Forebrain acetylcholine regulates adult hippocampal neurogenesis and learning.

Author information

1
Section of Restorative Neurology, Wallenberg Neuroscience Centre, BMC A11, SE-221 84 Lund, Sweden. paul.mohapel@neurol.lu.se

Abstract

Hippocampus-mediated learning enhances neurogenesis in the adult dentate gyrus (DG), and this process has been suggested to be involved in memory formation. The hippocampus receives abundant cholinergic innervation and acetylcholine (ACh) plays an important role in learning and Alzheimer's disease (AD) pathophysiology.
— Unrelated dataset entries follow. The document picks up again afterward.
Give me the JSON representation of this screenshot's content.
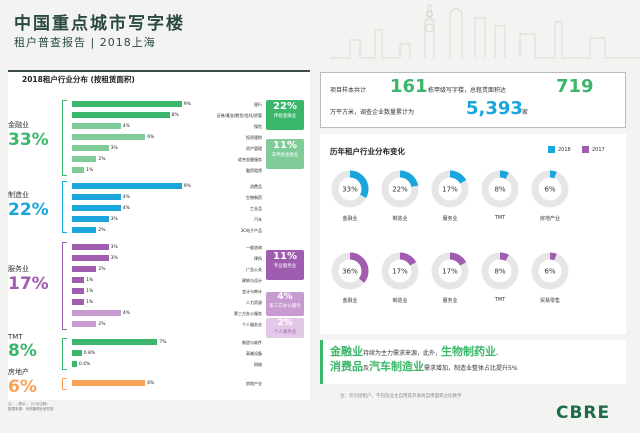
{
  "header": {
    "title": "中国重点城市写字楼",
    "subtitle": "租户普查报告 | 2018上海"
  },
  "left": {
    "title": "2018租户行业分布 (按租赁面积)",
    "sections": [
      {
        "name": "金融业",
        "pct": "33%"
      },
      {
        "name": "制造业",
        "pct": "22%"
      },
      {
        "name": "服务业",
        "pct": "17%"
      },
      {
        "name": "TMT",
        "pct": "8%"
      },
      {
        "name": "房地产",
        "pct": "6%"
      }
    ],
    "badges": [
      {
        "value": "22%",
        "label": "传统金融业"
      },
      {
        "value": "11%",
        "label": "非传统金融业"
      },
      {
        "value": "11%",
        "label": "专业服务业"
      },
      {
        "value": "4%",
        "label": "第三方办公服务"
      },
      {
        "value": "2%",
        "label": "个人服务业"
      }
    ],
    "footnote": [
      "注：...表示...（小字注释）",
      "数据来源：世邦魏理仕研究部"
    ]
  },
  "chart_data": {
    "type": "bar",
    "title": "2018租户行业分布 (按租赁面积)",
    "categories": [
      "银行",
      "证券/基金/期货/信托/资管",
      "保险",
      "投资理财",
      "资产管理",
      "综合金融服务",
      "融资租赁",
      "消费品",
      "生物制药",
      "工业品",
      "汽车",
      "3C电子产品",
      "一般咨询",
      "律所",
      "广告公关",
      "建筑与设计",
      "会计与审计",
      "人力资源",
      "第三方办公服务",
      "个人服务业",
      "制造与软件",
      "高端设备",
      "网络",
      "房地产业"
    ],
    "values": [
      9,
      8,
      4,
      6,
      3,
      2,
      1,
      9,
      4,
      4,
      3,
      2,
      3,
      3,
      2,
      1,
      1,
      1,
      4,
      2,
      7,
      0.8,
      0.4,
      6
    ],
    "labels": [
      "9%",
      "8%",
      "4%",
      "6%",
      "3%",
      "2%",
      "1%",
      "9%",
      "4%",
      "4%",
      "3%",
      "2%",
      "3%",
      "3%",
      "2%",
      "1%",
      "1%",
      "1%",
      "4%",
      "2%",
      "7%",
      "0.8%",
      "0.4%",
      "6%"
    ]
  },
  "summary": {
    "t1": "项目样本共计",
    "n1": "161",
    "t2": "栋甲级写字楼，总租赁面积达",
    "n2": "719",
    "t3": "万平方米，调查企业数量累计为",
    "n3": "5,393",
    "t4": "家"
  },
  "trend": {
    "title": "历年租户行业分布变化",
    "legend": [
      "2018",
      "2017"
    ],
    "row2018": [
      {
        "pct": "33%",
        "label": "金融业",
        "v": 33
      },
      {
        "pct": "22%",
        "label": "制造业",
        "v": 22
      },
      {
        "pct": "17%",
        "label": "服务业",
        "v": 17
      },
      {
        "pct": "8%",
        "label": "TMT",
        "v": 8
      },
      {
        "pct": "6%",
        "label": "房地产业",
        "v": 6
      }
    ],
    "row2017": [
      {
        "pct": "36%",
        "label": "金融业",
        "v": 36
      },
      {
        "pct": "17%",
        "label": "制造业",
        "v": 17
      },
      {
        "pct": "17%",
        "label": "服务业",
        "v": 17
      },
      {
        "pct": "8%",
        "label": "TMT",
        "v": 8
      },
      {
        "pct": "6%",
        "label": "贸易零售",
        "v": 6
      }
    ]
  },
  "bottom": {
    "g1": "金融业",
    "t1": "持续为主力需求来源，此外，",
    "g2": "生物制药业",
    "t2": "、",
    "g3": "消费品",
    "t3": "及",
    "g4": "汽车制造业",
    "t4": "需求增加，制造业整体占比提升5%"
  },
  "note": "注：仅包括租户，不包括业主自用及开发商自用面积占比数字",
  "logo": "CBRE",
  "colors": {
    "green": "#3bb76b",
    "blue": "#1aa6dc",
    "purple": "#a05db0",
    "orange": "#f7a256",
    "darkgreen": "#2a4a3e"
  }
}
Here, we show that a selective neurotoxic lesion of forebrain cholinergic input with 192 IgG-saporin reduces DG neurogenesis with a concurrent impairment in spatial memory. Conversely, systemic administration of the cholinergic agonist physostigmine increases DG neurogenesis. We find that changes of forebrain ACh levels primarily influence the proliferation and/or the short-term survival rather than the long-term survival or differentiation of the new neurons. We further demonstrate that these newly born cells express the muscarinic receptor subtypes M1 and M4. Our data provide evidence that forebrain ACh promotes neurogenesis, and suggest that the impaired cholinergic function in AD may in part contribute to deficits in learning and memory through reductions in the formation of new hippocampal neurons.